BACKGROUND: Real world evidence (RWE) data can be leveraged for counterfactual prediction when appropriate design and analytic methods are applied. Target trial emulation is the state-of-the-art framework to this effect and has been increasingly applied in studies as part of post approval safety and effectiveness requirements, commitments, and evaluations. This symposium showcases the experience and challenges encountered while applying the target trial emulation framework in regulatory grade pharmacoepidemiology/RWE studies by research groups and multi-country consortia (SIGMA Consortium) and others. Studies using target trial emulation are increasingly applied in the pre-approval phases.

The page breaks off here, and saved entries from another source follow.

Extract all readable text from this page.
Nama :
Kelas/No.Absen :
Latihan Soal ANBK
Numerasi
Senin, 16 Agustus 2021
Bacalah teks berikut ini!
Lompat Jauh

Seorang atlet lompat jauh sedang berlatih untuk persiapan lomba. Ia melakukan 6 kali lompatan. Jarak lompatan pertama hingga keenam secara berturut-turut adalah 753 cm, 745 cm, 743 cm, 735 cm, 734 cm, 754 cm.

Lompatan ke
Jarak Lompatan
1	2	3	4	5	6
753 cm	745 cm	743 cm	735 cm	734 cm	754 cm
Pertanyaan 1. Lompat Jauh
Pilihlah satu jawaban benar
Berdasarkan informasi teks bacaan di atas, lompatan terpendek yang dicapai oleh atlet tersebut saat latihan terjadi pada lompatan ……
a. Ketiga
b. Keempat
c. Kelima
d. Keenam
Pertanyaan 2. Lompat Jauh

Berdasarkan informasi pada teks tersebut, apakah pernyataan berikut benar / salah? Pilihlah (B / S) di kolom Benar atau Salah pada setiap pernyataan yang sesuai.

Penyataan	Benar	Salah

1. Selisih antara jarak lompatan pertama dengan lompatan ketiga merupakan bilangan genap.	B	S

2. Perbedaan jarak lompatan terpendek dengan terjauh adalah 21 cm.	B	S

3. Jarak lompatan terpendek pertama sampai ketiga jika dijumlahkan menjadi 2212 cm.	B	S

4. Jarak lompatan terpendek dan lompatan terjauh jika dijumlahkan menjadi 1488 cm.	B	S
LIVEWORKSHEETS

To integrate the point of view of the regulator in the adoption of novel methodology for real-world studies
OBJECTIVES:
To present the challenge of evaluating the safety of healthcare interventions that are sustained over time by: Elaborating on the implications of considering a healthcare intervention as a single-time exposure vs. an exposure that is sustained over time. Explaining how the approach of target trial emulation can be applied for this purpose
To present an actual regulatory application of the target trial emulation in the evaluation of the safety of a cancer drug (EUPAS33448), with a focus on the following: The importance of specifying treatment strategies that comply with the “consistency” identifying assumption. The challenge of defining time zero when studying a cancer drug that is indicated for several lines of treatment.
To propose solutions to computational and statistical challenges that can arise when emulating a target trial. This session will share and discuss open-source solutions, including simulations and practical examples. This symposium is aimed to researchers who work with RWD, particularly in studies using databases from diverse countries to estimate the safety of healthcare interventions for regulatory purposes.